Frédéric passa la nuit couché sur un grabat dans un cabaret de village près de Ratibor, sur les confins de la Pologne. Il était désespéré, et se croyait réduit à traverser la moitié de la Pologne pour rentrer dans le nord de ses États, lorsqu’un de ses chasseurs arriva du camp de Molwitz, et lui annonça qu’il avait gagné la bataille. Cette nouvelle lui fut confirmée un quart d’heure après par un aide de camp. La nouvelle était vraie. Si la cavalerie prussienne était mauvaise, l’infanterie était la meilleure de l’Europe. Elle avait été disciplinée pendant trente ans par le vieux prince d’Anhalt. Le maréchal de Schwerin, qui la commandait, était un élève de Charles XII ; il gagna la bataille aussitôt que le roi de Prusse se fut enfui. Le monarque revint le lendemain, et le général vainqueur fut à peu près disgracié.

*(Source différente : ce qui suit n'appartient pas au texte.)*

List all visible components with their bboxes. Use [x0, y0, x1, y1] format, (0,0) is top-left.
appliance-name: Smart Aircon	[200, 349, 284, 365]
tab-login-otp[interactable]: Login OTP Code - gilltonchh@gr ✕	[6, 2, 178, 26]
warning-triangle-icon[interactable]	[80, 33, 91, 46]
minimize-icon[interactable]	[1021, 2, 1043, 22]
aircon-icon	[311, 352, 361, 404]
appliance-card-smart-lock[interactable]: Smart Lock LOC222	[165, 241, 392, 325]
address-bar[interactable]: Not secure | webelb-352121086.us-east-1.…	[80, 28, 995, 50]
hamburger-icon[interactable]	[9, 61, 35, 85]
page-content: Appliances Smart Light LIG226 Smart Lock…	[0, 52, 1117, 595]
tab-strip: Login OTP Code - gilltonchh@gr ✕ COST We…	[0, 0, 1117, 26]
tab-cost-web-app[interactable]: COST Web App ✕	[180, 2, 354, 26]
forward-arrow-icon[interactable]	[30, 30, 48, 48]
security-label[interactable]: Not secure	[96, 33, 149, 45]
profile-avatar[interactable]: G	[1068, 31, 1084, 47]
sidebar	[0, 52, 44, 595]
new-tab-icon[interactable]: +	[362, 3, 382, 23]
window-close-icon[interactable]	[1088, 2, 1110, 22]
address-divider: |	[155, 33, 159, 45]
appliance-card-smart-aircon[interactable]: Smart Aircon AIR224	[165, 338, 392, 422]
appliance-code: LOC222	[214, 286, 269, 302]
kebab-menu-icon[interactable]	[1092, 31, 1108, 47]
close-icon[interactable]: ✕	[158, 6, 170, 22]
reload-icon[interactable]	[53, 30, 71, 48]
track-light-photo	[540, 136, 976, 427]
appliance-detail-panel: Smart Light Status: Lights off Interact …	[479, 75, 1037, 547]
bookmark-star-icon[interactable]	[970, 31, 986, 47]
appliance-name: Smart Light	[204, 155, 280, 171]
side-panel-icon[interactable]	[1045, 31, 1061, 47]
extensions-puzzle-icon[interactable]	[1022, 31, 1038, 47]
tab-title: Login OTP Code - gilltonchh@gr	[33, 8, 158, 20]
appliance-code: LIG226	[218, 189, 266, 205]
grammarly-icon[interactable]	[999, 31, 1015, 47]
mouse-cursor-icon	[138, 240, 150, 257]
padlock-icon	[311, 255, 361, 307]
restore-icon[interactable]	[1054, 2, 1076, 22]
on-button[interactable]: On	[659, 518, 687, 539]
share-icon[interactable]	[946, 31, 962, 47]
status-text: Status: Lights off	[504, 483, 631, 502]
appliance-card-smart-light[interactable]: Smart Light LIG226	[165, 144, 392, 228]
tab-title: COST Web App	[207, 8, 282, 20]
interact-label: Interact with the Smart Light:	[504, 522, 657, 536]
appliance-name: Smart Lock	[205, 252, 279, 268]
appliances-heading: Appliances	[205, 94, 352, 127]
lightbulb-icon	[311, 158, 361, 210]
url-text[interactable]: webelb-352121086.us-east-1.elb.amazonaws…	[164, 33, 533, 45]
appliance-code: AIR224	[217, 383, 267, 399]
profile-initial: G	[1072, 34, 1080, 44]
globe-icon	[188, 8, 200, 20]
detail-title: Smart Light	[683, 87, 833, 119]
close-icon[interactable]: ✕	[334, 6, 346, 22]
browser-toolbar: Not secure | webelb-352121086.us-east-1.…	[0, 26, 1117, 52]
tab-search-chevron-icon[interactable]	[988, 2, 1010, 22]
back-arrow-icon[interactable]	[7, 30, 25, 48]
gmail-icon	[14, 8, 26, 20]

Je retournai philosopher dans la retraite de Cirey. Je passai les hivers à Paris, où j’avais une foule d’ennemis : car m’étant avisé d’écrire, longtemps auparavant, l’Histoire de Charles XII, de donner plusieurs pièces de théâtre, de faire même un poëme épique, j’avais, comme de raison, pour persécuteurs tous ceux qui se mêlaient de vers et de prose. Et, comme j’avais même poussé la hardiesse jusqu’à écrire sur la philosophie[2], il fallait bien que les gens qu’on appelle dévots me traitassent d’athée, selon l’ancien usage.

J’avais été le premier qui eût osé développer à ma nation les

  1. 10 avril 1741.
  2. Voltaire veut sans doute parler de ses Lettres philosophiques ; voyez tome XXII, page 75.